Now the queen led Ganelon down the line of guests, introducing him to the costermongers as Lord and Lady This and Lord and Lady That, who greeted the detective with a cheery “Guv” or “Ducky.” The Punch and Judy man, who was the Earl of Something, shot him a wink. The young bootblacks, who were the Honorable Chalk and the Honorable Cheese, tugged their forelocks and looked critically at the shine on Ganelon’s shoes.

Afterwards the queen left Ganelon and took her place in an armchair on a low dais. “I declare this, the Eighteenth Annual Buckingham Palace Irregulars’ Costume Ball, well and truly open,” she said.
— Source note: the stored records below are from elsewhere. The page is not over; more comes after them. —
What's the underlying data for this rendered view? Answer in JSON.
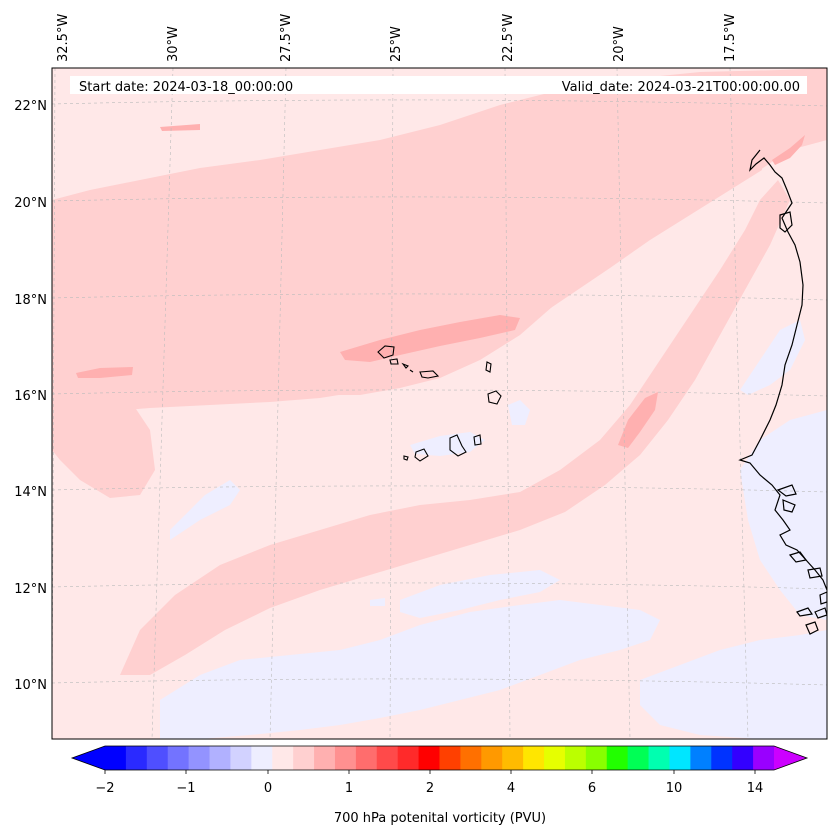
{
  "header": {
    "start_date": "Start date: 2024-03-18_00:00:00",
    "valid_date": "Valid_date: 2024-03-21T00:00:00.00"
  },
  "longitude_labels": [
    "32.5°W",
    "30°W",
    "27.5°W",
    "25°W",
    "22.5°W",
    "20°W",
    "17.5°W"
  ],
  "latitude_labels": [
    "22°N",
    "20°N",
    "18°N",
    "16°N",
    "14°N",
    "12°N",
    "10°N"
  ],
  "colorbar": {
    "label": "700 hPa potenital vorticity (PVU)",
    "tick_labels": [
      "−2",
      "−1",
      "0",
      "1",
      "2",
      "4",
      "6",
      "10",
      "14"
    ],
    "colors": [
      "#0000ff",
      "#2a2aff",
      "#4f4fff",
      "#7373ff",
      "#9393ff",
      "#b1b1ff",
      "#d2d2ff",
      "#eeeeff",
      "#ffe8e8",
      "#ffd0d0",
      "#ffb0b0",
      "#ff9090",
      "#ff6d6d",
      "#ff4a4a",
      "#ff2a2a",
      "#ff0000",
      "#ff4000",
      "#ff7000",
      "#ff9900",
      "#ffbb00",
      "#ffe600",
      "#e6ff00",
      "#bbff00",
      "#88ff00",
      "#22ff00",
      "#00ff55",
      "#00ffb0",
      "#00e6ff",
      "#0080ff",
      "#0033ff",
      "#3300ff",
      "#9900ff"
    ],
    "under_color": "#0000ff",
    "over_color": "#cc00ff"
  },
  "field_colors": {
    "background": "#ffe8e8",
    "light_positive": "#ffd0d0",
    "medium_positive": "#ffb0b0",
    "negative": "#eeeeff",
    "coastline": "#000000"
  }
}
The first dance was the traditional quadrille. As Ganelon and his partner, the bug exterminator’s lady, waited for their turn she assured him that, indeed, the people she met as an Irregular believed that Bertie had committed Jack the Ripper’s crimes and was now confined to an insane asylum. She even named the institution of confinement. It was the Criminal Asylum at Norwich, where a whole ward of patients believed themselves to be the Prince of Wales.
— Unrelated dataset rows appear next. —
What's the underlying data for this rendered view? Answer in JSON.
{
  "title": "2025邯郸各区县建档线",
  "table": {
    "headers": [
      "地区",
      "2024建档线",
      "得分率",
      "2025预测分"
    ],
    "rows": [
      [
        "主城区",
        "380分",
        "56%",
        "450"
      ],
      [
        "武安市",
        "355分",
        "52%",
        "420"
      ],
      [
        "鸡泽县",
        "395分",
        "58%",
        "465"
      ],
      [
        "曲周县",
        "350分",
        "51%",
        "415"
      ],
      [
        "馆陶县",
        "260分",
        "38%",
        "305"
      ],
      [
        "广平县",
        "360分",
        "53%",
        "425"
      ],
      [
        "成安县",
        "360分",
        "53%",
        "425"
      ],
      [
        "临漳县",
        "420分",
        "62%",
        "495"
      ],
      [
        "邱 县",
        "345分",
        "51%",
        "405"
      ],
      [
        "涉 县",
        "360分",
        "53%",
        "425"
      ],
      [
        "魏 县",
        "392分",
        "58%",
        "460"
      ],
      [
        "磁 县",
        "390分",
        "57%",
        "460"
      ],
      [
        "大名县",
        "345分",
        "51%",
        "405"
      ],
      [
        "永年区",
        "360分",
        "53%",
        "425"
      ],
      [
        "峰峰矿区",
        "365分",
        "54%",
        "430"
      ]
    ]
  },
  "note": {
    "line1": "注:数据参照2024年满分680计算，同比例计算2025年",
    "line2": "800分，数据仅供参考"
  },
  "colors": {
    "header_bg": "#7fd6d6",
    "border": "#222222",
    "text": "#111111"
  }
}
When the waltzes began, Ganelon returned the lady to her exterminator husband and spent the next hour talking to any guest who was not at the moment dancing. The woman’s story was confirmed on every side. The crossing-sweeper further informed him that the common people believed another inmate of that ward had been chosen to act as the prince’s double. This impostor was always followed by a carriage of the Black-Maria sort filled with asylum warders with strait-waistcoats over their arms ready to act should the impostor deviate from his instructions or alter the speeches written for him.

The Punch and Judy man, who followed the theatrical news, said that journals like Backstage or Playland were now regularly covering the double’s public appearances with criticisms of his acting and use of makeup.

When Ganelon visited the refreshment table where the two Honorable shoeshine boys were demolishing a chocolate cake, young Chalk even showed Ganelon a Dragon House penny-dreadful entitled The Ripper Prince, whose lurid cover depicted a man wearing the regalia of the Order of the Garter, knife in hand, stalking a woman down a dark street.

Ganelon drew off by himself to a corner to make something of all this. Clearly the Fong-Smythes, operating their gutter-press empire from abroad, had been waiting to revenge themselves on the British royal family. Had Jack the Ripper given them that opportunity? Or had they played a more direct hand? There was talk of the Ripper’s skill with the knife. And wasn’t Rupert Fong-Smythe professor of surgery at the École de Médecine in Paris? Ganelon made a mental note to look into the man’s whereabouts during the Ripper’s heyday.

And here was the paradox. Having failed to palm off their Abigail as a counterfeit Queen Victoria, the Fong-Smythes had set about to convince the English underclass that the real Prince of Wales was an impostor. Over the last ten years they had entangled the popular imagination in their web of lies and insinuations. What could Ganelon do in a mere few days to foil a plot so long in the making?

Then he saw moon-faced Childers standing across the dance floor in his sentry box looking for all the world like the grand-father clock in the third-floor hallway at 18 bis rue Blondin. And suddenly this gave the detective an idea. He went over to Childers and explained what he had learned from the Irregulars.

The man did not seem surprised. “We’ve all heard a few of those stories,” he said with a smile directed, Ganelon was sure, at the credulity of the masses.

Then Ganelon described what the Fong-Smythes had really been up to and the violent social unrest it could provoke when the queen died and a Prince of Wales so many believed to be bogus tried to ascend the throne.